Pertencia à casa de Sá e Lage, de Ponte de Lima, sendo irmão de António de Araújo e Azevedo , 1.º conde da Barca, um influente político da época. Foi nomeado capitão-general dos Açores a 20 de Agosto de 1816, tendo desembarcado em Angra a 11 de Maio de 1817 e tomado posse no dia 14 do mesmo mês, sendo o 7.º titular do cargo de Governador e Capitão-General dos Açores.
Foi um dos capitães-generais mais entusiastas quanto à introdução de reformas de natureza fundiária. Influenciado pelas teorias fisiocráticas e pelo pensamento de Tomás José da Silva, seu colaborador próximo, durante o seu governo tomou medidas em prol do arroteamento de terras incultas, forçou a conclusão das obras da estrada Angra-Praia pela Achada e promoveu a alteração das rodas dos carros de bois, cujos pregos, salientes, danificavam os caminhos.
Considerando que as cabras que viviam em regime semi-livre nos baldios comunitários eram daninhas para a agricultura e motivavam as populações a resistir aos arroteamentos que pretendia fazer nesses baldios, mandou abater as cabras que viviam à solta nos terrenos baldios como forma de controlo dos rebanhos e para obrigar a uma agricultura mais progressiva e menos de subsistência. Tais medidas foram mal-interpretadas pela população em geral, que lhe devotou um ódio desmedido e o apelidou de o «Mata-Cabras». Por aquilo que representava de imposição do poder colonial, e por algumas das medidas que tomou, era detestado por praticamente toda a fidalguia local e odiado profundamente pela população terceirense, que não lhe reconhecia os serviços prestados, mas antes a severidade com que exercera as suas funções.

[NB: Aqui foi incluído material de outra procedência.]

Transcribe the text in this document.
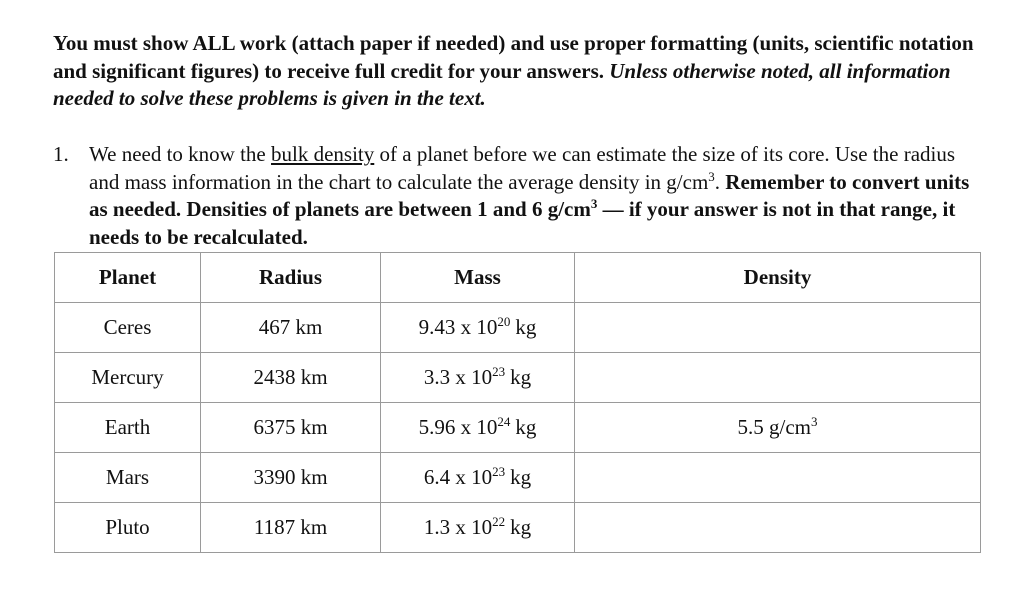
You must show ALL work (attach paper if needed) and use proper formatting (units, scientific notation and significant figures) to receive full credit for your answers. Unless otherwise noted, all information needed to solve these problems is given in the text.
1. We need to know the bulk density of a planet before we can estimate the size of its core. Use the radius and mass information in the chart to calculate the average density in $g/cm^3$. Remember to convert units as needed. Densities of planets are between 1 and 6 $g/cm^3$ — if your answer is not in that range, it needs to be recalculated.
Planet	Radius	Mass	Density
Ceres	467 km	9.43 x $10^{20}$ kg	
Mercury	2438 km	3.3 x $10^{23}$ kg	
Earth	6375 km	5.96 x $10^{24}$ kg	5.5 $g/cm^3$
Mars	3390 km	6.4 x $10^{23}$ kg	
Pluto	1187 km	1.3 x $10^{22}$ kg	
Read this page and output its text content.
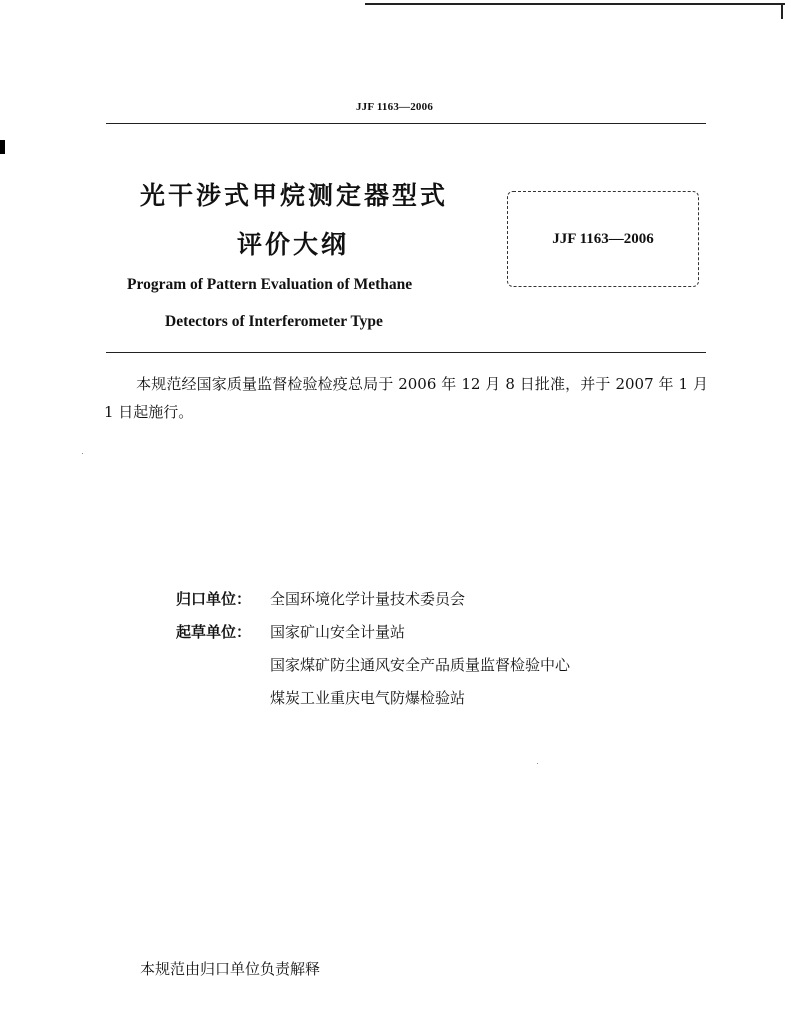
JJF 1163—2006
光干涉式甲烷测定器型式
评价大纲
Program of Pattern Evaluation of Methane
Detectors of Interferometer Type
JJF 1163—2006
本规范经国家质量监督检验检疫总局于 2006 年 12 月 8 日批准，并于 2007 年 1 月 1 日起施行。
归口单位：	全国环境化学计量技术委员会
起草单位：	国家矿山安全计量站
国家煤矿防尘通风安全产品质量监督检验中心
煤炭工业重庆电气防爆检验站
本规范由归口单位负责解释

Receando que a crise diplomática entre Portugal e a Espanha, desencadeada pela ocupação de Montevidéu, na Província Cisplatina, por tropas portuguesas em 1817 fosse causa de represálias contra os Açores, promoveu não apenas uma profunda reforma da estrutura militar no arquipélago, como também o restauro e construção de novos fortes, como o de São José, o de São Caetano e o de São João.